Avinor’s goal with this event last August 14 was to show how capable an electric airplane can be. So the company invited government members, such as the Environment Minister, Ola Elvestuen, and Aase Marthe Horrigmo, a junior government minister, to fly on the electric Pipistrel Alpha Electro G2. The company’s CEO, Dag Falk-Petersen, flew the plane himself. And he was the man that ensured the emergency landing on lake Nordnestjønn succeeded. Although Aase Marthe Horrigmo and he were not hurt, electric aviation was. Badly.
The Norwegian government asked Avinor to electrify all domestic aviation by 2040 and the Alpha Electro G2 was the stepping stone to get there. Hence the demonstration to government members.
Falk-Petersen explained the accident to the Norwegian website VG. “We were heading towards the airport when there was a signal that something was wrong with the engine power. Then the engine power weakened and disappeared completely. So I had to send mayday and try to find a place to land. There were a lot of trees there, but I stumbled into a pond on which we landed.”

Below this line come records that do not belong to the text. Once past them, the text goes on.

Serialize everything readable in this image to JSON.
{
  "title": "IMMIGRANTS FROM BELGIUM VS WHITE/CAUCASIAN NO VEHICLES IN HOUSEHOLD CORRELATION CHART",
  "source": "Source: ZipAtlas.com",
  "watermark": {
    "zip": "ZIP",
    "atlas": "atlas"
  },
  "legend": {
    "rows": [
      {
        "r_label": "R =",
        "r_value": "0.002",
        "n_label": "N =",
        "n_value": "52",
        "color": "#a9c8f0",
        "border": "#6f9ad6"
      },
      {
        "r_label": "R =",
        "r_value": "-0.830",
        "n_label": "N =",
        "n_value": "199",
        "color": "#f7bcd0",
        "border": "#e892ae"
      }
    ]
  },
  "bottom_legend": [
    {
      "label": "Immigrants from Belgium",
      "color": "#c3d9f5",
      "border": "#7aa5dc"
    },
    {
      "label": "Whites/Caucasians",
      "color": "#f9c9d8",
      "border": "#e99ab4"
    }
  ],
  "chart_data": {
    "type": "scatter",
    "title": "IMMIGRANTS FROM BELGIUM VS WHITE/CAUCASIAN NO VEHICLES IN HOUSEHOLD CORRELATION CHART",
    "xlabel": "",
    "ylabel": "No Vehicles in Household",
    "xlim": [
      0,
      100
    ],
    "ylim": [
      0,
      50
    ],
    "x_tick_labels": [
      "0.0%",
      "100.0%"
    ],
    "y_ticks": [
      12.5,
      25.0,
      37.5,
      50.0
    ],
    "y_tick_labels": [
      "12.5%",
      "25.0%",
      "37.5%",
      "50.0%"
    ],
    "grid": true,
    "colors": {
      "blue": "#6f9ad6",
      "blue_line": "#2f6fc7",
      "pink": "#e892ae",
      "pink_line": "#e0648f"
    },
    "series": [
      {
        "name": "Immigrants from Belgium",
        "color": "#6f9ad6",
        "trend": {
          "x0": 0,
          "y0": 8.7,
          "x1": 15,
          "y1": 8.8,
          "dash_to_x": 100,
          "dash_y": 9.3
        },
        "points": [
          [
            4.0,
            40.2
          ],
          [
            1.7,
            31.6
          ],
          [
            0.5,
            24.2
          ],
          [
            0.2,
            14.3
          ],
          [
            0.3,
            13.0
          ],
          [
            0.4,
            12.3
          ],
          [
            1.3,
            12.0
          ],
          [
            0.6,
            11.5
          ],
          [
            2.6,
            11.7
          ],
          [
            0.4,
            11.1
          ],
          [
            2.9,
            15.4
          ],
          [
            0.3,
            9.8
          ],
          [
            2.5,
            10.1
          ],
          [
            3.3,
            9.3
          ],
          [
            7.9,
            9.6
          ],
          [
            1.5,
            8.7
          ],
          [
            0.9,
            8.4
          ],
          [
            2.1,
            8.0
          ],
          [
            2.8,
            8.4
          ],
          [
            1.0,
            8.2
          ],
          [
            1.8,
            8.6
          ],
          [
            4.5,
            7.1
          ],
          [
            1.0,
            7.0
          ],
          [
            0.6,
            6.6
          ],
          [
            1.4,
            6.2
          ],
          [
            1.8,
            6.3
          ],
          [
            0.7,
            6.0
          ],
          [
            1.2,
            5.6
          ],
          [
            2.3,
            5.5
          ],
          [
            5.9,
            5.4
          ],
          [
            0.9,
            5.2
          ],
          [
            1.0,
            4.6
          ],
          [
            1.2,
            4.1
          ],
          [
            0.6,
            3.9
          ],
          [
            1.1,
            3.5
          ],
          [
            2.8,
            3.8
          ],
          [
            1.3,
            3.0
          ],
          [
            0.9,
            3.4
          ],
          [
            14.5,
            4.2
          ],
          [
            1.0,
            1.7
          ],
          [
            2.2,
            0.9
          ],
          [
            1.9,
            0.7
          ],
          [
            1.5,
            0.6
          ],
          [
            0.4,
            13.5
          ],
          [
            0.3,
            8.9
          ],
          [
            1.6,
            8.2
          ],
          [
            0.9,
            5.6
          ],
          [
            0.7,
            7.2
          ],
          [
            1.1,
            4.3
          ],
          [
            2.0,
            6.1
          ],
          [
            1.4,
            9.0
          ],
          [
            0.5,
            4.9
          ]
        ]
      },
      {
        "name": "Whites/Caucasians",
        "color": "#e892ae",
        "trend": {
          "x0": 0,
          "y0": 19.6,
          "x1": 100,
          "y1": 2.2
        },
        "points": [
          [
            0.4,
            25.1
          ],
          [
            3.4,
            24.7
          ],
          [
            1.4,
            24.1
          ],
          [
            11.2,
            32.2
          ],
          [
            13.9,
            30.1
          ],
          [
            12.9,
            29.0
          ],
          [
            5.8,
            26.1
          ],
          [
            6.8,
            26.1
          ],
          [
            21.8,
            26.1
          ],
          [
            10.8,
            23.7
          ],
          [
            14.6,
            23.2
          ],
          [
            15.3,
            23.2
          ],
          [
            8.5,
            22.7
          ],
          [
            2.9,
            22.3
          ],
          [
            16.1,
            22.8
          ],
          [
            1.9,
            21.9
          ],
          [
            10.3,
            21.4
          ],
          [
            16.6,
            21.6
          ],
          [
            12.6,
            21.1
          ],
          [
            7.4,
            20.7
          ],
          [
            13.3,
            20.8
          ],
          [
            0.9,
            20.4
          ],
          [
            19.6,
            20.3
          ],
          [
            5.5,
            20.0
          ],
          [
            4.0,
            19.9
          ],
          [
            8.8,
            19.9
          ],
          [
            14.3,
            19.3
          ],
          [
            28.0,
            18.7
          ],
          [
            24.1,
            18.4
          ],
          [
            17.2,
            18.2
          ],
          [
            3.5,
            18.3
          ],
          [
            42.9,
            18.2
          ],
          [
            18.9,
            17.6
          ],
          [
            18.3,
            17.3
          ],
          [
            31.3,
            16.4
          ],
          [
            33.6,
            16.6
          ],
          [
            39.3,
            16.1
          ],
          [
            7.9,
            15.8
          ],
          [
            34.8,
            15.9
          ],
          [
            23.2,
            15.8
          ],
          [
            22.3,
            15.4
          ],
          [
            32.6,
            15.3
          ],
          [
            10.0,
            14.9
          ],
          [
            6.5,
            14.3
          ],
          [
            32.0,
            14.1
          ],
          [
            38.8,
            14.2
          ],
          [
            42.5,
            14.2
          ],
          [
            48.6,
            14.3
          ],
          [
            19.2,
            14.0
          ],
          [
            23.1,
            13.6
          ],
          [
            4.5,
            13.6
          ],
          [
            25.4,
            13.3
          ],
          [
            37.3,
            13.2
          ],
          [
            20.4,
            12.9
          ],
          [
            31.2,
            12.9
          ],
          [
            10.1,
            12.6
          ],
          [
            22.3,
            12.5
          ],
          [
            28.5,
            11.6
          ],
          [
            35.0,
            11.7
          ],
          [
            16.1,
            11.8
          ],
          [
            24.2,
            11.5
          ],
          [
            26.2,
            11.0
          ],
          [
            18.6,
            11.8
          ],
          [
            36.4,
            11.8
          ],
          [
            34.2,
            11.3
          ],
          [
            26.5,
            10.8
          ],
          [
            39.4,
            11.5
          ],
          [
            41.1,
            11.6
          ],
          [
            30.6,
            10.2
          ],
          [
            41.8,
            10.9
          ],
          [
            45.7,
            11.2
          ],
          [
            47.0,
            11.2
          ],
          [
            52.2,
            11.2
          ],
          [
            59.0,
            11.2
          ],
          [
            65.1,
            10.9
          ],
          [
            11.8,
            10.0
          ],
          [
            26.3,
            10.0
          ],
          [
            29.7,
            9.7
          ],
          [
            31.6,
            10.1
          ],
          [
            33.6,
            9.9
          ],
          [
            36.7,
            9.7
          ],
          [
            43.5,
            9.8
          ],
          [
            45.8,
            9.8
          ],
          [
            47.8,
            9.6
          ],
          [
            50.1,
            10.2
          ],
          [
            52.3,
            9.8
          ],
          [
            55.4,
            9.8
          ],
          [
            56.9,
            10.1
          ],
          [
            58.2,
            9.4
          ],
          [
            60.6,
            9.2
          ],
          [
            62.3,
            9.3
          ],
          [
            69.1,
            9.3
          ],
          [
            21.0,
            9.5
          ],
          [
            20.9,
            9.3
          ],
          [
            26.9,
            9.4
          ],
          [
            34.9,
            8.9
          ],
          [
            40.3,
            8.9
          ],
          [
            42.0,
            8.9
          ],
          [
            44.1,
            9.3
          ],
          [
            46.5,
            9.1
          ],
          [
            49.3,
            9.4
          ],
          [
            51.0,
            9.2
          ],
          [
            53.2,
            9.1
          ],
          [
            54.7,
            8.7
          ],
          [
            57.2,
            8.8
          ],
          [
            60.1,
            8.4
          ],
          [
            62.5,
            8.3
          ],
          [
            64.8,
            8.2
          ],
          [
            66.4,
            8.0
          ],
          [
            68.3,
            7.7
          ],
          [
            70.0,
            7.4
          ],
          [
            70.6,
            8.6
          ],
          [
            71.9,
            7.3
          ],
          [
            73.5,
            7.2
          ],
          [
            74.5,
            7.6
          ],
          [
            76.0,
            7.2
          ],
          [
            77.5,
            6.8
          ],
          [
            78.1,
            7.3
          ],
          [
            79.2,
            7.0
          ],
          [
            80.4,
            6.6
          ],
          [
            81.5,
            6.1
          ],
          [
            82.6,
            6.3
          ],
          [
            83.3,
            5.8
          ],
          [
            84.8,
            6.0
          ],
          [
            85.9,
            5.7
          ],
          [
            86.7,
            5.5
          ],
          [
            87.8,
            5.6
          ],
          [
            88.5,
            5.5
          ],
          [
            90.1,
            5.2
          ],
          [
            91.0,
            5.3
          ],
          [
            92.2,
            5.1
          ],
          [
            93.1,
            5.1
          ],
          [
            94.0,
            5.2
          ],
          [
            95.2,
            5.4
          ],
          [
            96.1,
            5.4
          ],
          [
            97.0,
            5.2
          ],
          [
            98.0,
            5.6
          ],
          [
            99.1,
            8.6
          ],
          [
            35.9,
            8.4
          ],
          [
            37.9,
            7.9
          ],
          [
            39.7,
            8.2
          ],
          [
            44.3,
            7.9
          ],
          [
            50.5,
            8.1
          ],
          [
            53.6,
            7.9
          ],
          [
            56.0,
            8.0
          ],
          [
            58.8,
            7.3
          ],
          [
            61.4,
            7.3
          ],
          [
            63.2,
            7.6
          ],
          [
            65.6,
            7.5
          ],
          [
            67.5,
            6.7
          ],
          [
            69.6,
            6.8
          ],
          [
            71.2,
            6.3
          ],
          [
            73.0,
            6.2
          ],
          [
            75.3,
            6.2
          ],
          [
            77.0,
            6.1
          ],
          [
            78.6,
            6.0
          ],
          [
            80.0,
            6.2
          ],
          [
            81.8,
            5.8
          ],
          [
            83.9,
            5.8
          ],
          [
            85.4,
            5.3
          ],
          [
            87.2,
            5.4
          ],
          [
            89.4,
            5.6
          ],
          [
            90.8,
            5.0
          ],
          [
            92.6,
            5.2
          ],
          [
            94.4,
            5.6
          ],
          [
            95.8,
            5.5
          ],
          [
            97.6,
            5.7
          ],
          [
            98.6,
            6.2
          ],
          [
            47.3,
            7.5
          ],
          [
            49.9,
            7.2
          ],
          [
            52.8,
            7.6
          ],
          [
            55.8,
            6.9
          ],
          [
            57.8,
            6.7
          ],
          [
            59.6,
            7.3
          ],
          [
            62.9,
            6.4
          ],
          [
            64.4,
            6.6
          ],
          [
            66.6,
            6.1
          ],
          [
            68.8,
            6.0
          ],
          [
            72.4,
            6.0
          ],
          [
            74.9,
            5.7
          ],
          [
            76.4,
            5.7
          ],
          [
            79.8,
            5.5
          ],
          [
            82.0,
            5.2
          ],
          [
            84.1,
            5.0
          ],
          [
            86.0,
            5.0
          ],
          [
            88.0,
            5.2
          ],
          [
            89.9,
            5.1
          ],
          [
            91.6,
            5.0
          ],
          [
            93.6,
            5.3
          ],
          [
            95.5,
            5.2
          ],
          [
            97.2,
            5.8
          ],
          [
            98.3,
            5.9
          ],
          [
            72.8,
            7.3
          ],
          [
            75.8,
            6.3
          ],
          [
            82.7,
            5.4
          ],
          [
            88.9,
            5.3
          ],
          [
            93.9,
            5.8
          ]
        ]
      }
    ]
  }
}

Being an experient pilot, Falk-Petersen managed to remain calm and keep Horrigmo also calm during the whole situation. They crash-landed in the water at about 70 km/h (44 mph), climbed out of the plane through the wings and swam ashore.
The reasons for the electric motor to completely stop will be investigated. While they are not determined, it is possible tests with electric airplanes will go a little slower in Norway, a country that is deeply in love with electric vehicles despite selling oil as one of its main export products. Oil revenues account for about 22 percent of Norway’s GDP and 67 percent of all its exports.
Will that prevent new electric airplanes to be developed? How will engineers overcome problems such as the power shortage that has affected the Alpha Electro G2? There are many questions that will need to be answered until electric aviation becomes a reality.